New Frontier Materials Updates Controls for Quality
BY WEM Automation
You’ll know when the time has come to update plant controls. For any number of reasons, you may have put it off as long as you could, but now it must be done.
The question becomes, how much of the system do you update? Do you update your entire operation with “full plant” controls, or do you update a portion of your plant and keep its overall existing architecture? This is a common query facing many asphalt producers, and one that deserves significant analysis and planning. After all, you will be working with and using this system for many years to come.
Moving to a modern plant control system will require a move from the manual style push button controls to a new paradigm. The on-screen, human machine interface (HMI)/graphical user interface (GUI), full plant type of automation control takes away the multiple panels of buttons and toggles. James Keene, the general manager of asphalt operations, and his crew at New Frontier Materials, Fort Belle, Missouri, started with that idea.
The New Frontier Materials team was operating with a plant control system that dated back to 2004. They were experiencing many technical issues and running the risk of product replacement availability and obsolescence.
Keene noted, “the lack of online and technical support to keep up with an older system was definitely a push to make the upgrade.”
Keene and his co-workers were looking for a new system that was not only suitable for their current needs, but one with the necessary support service and flexibility that would carry them for years to come.
The decision to shift from push-button to on-screen full plant automation seemed like a natural and wise progression for New Frontier Materials, especially since they already had familiarity with this style of controls at other plant sites. Regarding any fears or hesitations with making the move, Keene mentioned, “There was no hesitation with getting rid of buttons. No fears whatsoever. Our experience with WEM and success at other sites using this type of control has given us full confidence. We knew that this is what we wanted to do—an easy judgement call.”
Dave Kelling, plant superintendent at New Frontier Materials’ Fort Belle facility, also commented on the move to on-screen full plant automation. “The switch to get rid of buttons was natural—just have to be a computer-friendly user. Most operators coming in have those basic computer skills.”
After using their new system for a bit, Kelling declared the controls user-friendly. “I have a new guy that I am training, and he has caught on very quickly. WEM does a good job of breaking the plant down by use of tabs.” Kelling continued, “Anyone who can turn a computer on can run a WEM system.”
A key component in any successful controls replacement project is paying close attention to detail and doing the site-specific homework. Mike Raasch, controls engineer and project manager for WEM Automation, noted: “No two plants are exactly the same. Taking the time to learn each plant from electrical layout to component makeup and material flow is essential. There are no shortcuts here if you want a happy customer.”
To that end Keene added, “the whole WEM team, from sales, to engineering, to their service and technical staff were all extremely helpful…We have leaned on WEM’s expertise, and they have come through with questions we have had.”

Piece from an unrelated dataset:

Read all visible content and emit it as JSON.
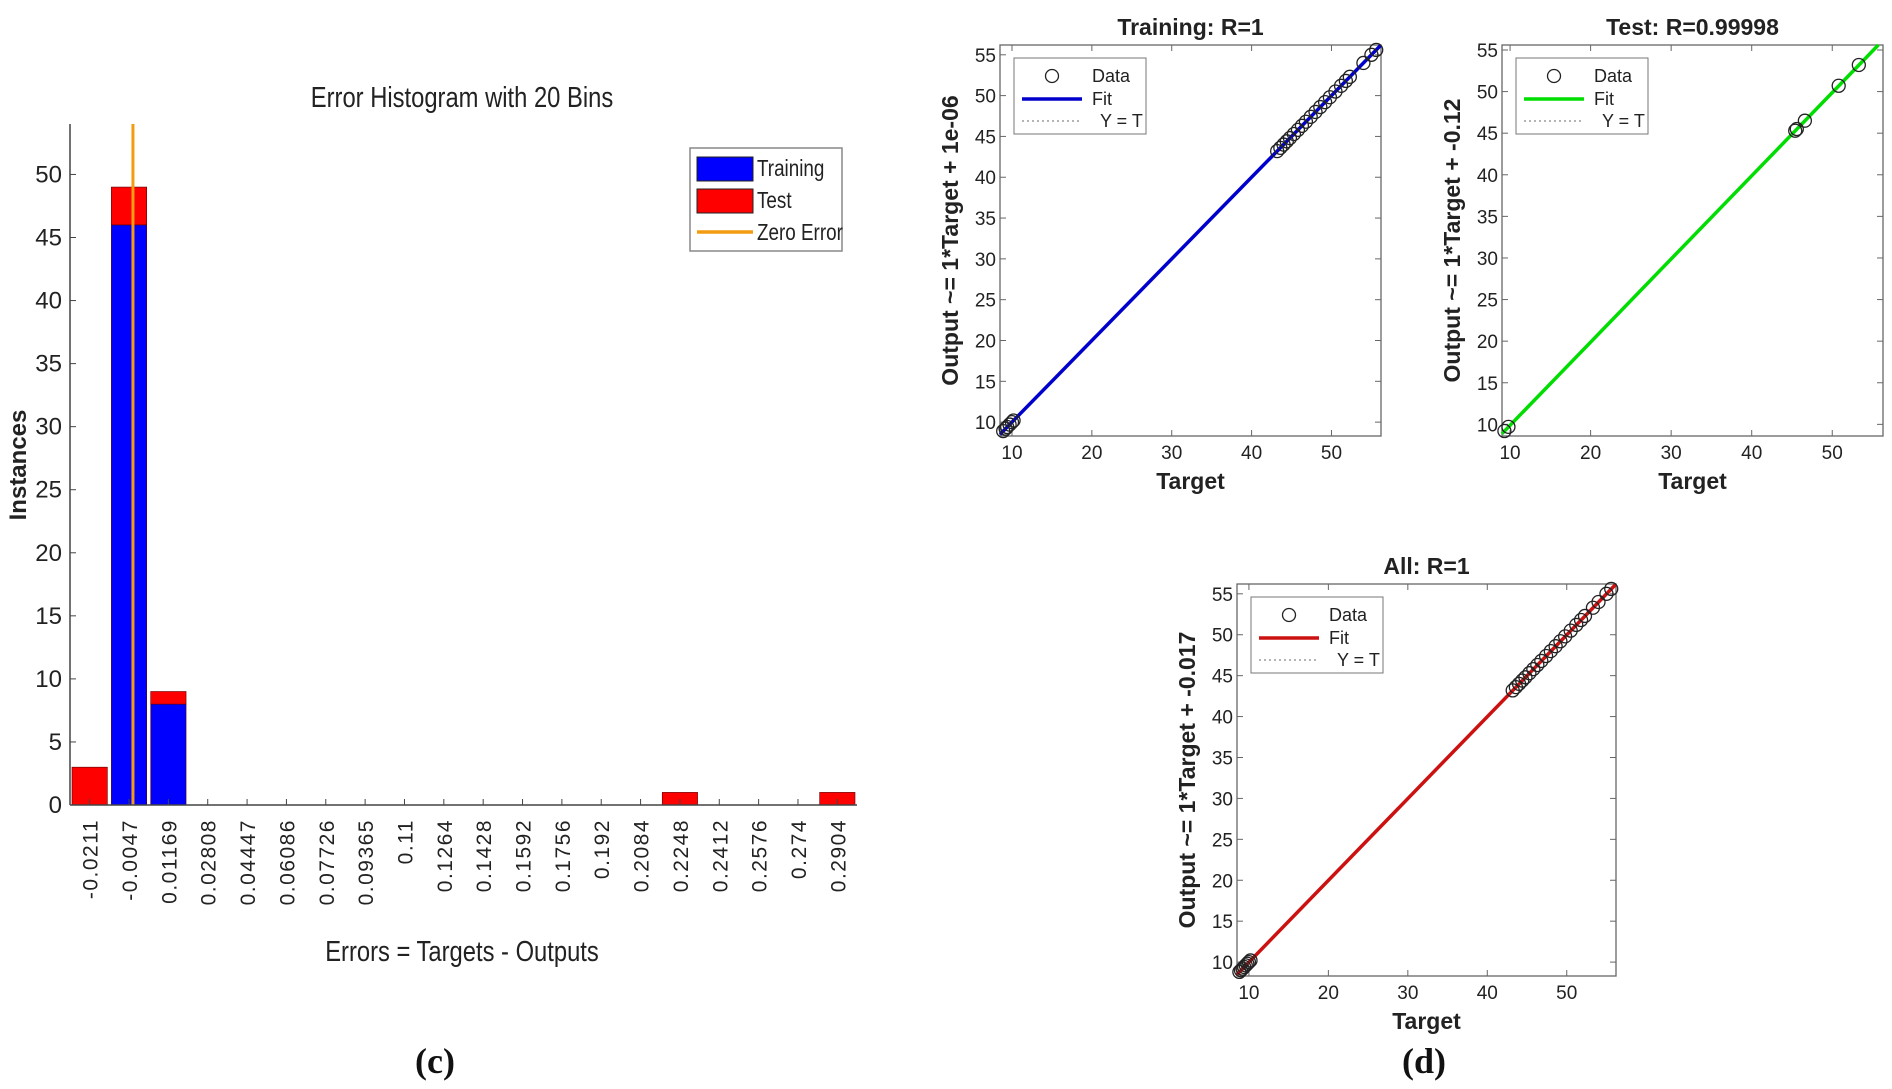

“Another important opportunity when updating to new control systems is the ability to utilize many new sensors and IoT type technologies that, when designed in a new control system, can provide instantaneous, important feedback, and information to operators all in one easy to view location,” Raasch noted. “Things like material temperatures, bin levels, valve position, and on-screen ammeters are easily incorporated into today’s modern designs.”
We all know when it comes to plant controls, functionality and reliability are of course key. However, the professional image that these new systems offer can be a big bonus as well.
A modern looking plant not only communicates to your team that you are interested in investing in their work environment but can also be a statement piece when vendors and customers come calling. Many control rooms tend to be very cramped spaces filled with paperwork and all sorts of panels and gauges added over the years. The change to on-screen full plant automation can provide much needed room and give a clean, organized look to the workspace.
Some advice from the New Frontier Materials team for others who are considering how and what to upgrade or replace in their plant control system was, “don’t be scared about the switch, it’s not going to change how your plant operates. It will provide you with more information on what the plant is doing,” Keene noted.
3 Components to Controls Success Today
When you update your plant controls, consider both the hardware and software portions of a controls package. The risk of component obsolescence and operating system support is an important factor to consider.
The flexibility or ability to adapt and add to the system should also be explored. Will you be able to add features onto this system at a future date to meet your and our industry’s requirements?
Finally, does this controls vendor offer the level of service and support from its on-site and remote technical support teams you will require?